How to Be a Christian Without Going to Church
In the Company of All Who've Said Goodbye

Community in the Deep Down Dark

Rosa came home from her first day of tenth grade yesterday and told us that one of the first books she will read for English is "Lord of the Flies."  I was immediately flooded with memories--I also read the book in high school and it made a lasting impression.  The premise of the book is probably familiar:  a group of English school boys are shipwrecked on an island and have to fend for themselves for a while.  Bit by bit they abandon the niceties of civilization and revert to a more primitive social order where the strong prey on the weak.  The book is a parable that challenges readers to consider where compassion and cooperative human activity comes from.  Is it "natural"?  Or is it something that society imposes to control and contain our "real" nature?  

These questions weren't just theoretical to me as an adolescent--they felt deeply personal.  Would I do the right thing even if I wasn't required to do so?  If I was in charge of making the rules, what rules would I make (if any)?  Those are pretty adolescent questions but I still wonder about them.  I'm particularly fascinated by the attempts people have made over the years to find "test cases" where people have to create community on their own.  "Survivor" doesn't really count but the case of the trapped Chilean miners has a lot to teach us.

A little over four years ago, on August 22nd, 2010, the whole world cheered when a rescue team drilled into a collapsed mine in Chile and discovered all 33 men trapped in the mine were alive.  Do you remember watching?  The miners had been trapped for 17 days before they were discovered but it took almost 2 months of work to bring them to the surface.  There was so much goodness in the story of their rescue--international cooperation, the immense love and loyalty of the miners' families who camped out at the surface of the mine and the incredible fortitude of the miners themselves.  I was particularly captivated by the stories of the community the miners created underground.  They organized themselves, worked together and sustained each other.

Now, four years later, their story is in the news again.  First, there was a truly incredible World Cup ad featuring all 33 of the miners, standing together on the site where they had been buried four years prior.  The miners each scoop up some of the dirt at there feet and but it in metal containers as one minor explains that they are sending the dirt to the Chilean soccer team as a reminder of what Chileans can do.  "For a Chilean, nothing is impossible!" shouts the miner.  "We do not care about death!  Death has not beaten us before!"  You can see the video here.  It didn't enable Chile to win the World Cup, but it is really powerful.

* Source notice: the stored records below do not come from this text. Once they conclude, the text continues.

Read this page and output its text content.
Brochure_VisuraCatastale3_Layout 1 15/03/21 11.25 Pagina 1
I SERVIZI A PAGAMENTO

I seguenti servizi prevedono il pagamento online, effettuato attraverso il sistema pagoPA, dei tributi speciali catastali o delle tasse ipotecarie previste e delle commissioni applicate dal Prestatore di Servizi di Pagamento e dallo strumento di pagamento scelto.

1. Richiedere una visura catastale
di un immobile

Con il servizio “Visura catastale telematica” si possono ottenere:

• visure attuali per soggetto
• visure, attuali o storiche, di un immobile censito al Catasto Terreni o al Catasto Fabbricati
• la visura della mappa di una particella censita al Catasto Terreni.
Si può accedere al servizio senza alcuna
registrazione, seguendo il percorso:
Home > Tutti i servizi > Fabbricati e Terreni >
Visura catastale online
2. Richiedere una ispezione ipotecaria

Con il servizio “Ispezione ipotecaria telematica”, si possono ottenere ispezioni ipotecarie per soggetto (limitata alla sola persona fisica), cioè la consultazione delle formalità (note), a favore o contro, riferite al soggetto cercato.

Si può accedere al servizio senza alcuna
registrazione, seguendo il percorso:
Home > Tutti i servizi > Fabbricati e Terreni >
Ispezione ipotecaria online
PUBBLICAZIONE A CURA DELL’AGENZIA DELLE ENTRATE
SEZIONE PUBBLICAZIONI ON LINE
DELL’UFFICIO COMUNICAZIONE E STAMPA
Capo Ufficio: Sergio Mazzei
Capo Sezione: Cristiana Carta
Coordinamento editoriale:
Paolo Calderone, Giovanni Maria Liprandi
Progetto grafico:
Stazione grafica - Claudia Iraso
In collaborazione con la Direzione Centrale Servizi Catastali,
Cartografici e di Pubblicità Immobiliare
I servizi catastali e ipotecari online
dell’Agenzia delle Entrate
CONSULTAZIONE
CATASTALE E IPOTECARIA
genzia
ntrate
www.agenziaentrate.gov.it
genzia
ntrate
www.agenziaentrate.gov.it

A new book by journalist Hector Tobar tells a more complex story about the miners.  The book, entitled "Deep Down Dark:  The Untold Stories of 33 Men Buried in a Chilean Mine and the Miracle that Set Them Free" is due out in October but a lengthy excerpt was published in the New Yorker magazine back in July.  Yesterday, as I was running I listened to a stunning interview with Hector Tobar about the book, produced for the New Yorker's "Outloud" podcast.  Now I can't stop thinking about it.

According to Tobar, the miners organized quickly once they realized they were trapped.  They gathered in a designated safety room that had some limited food in a locked cabinet.  Although some men initially helped themselves to the food, the group quickly agreed to a strict rationing system--initially, one tablespoon of tuna and two cookies a day.  There was almost no conflict between the men during those first 17 days before the drill broke through.  Despite the fact that many of them were strangers to each other, they quickly developed a strong sense of solidarity. They sang the Chilean national anthem together.  No one fought, no one stole food, no one left the group.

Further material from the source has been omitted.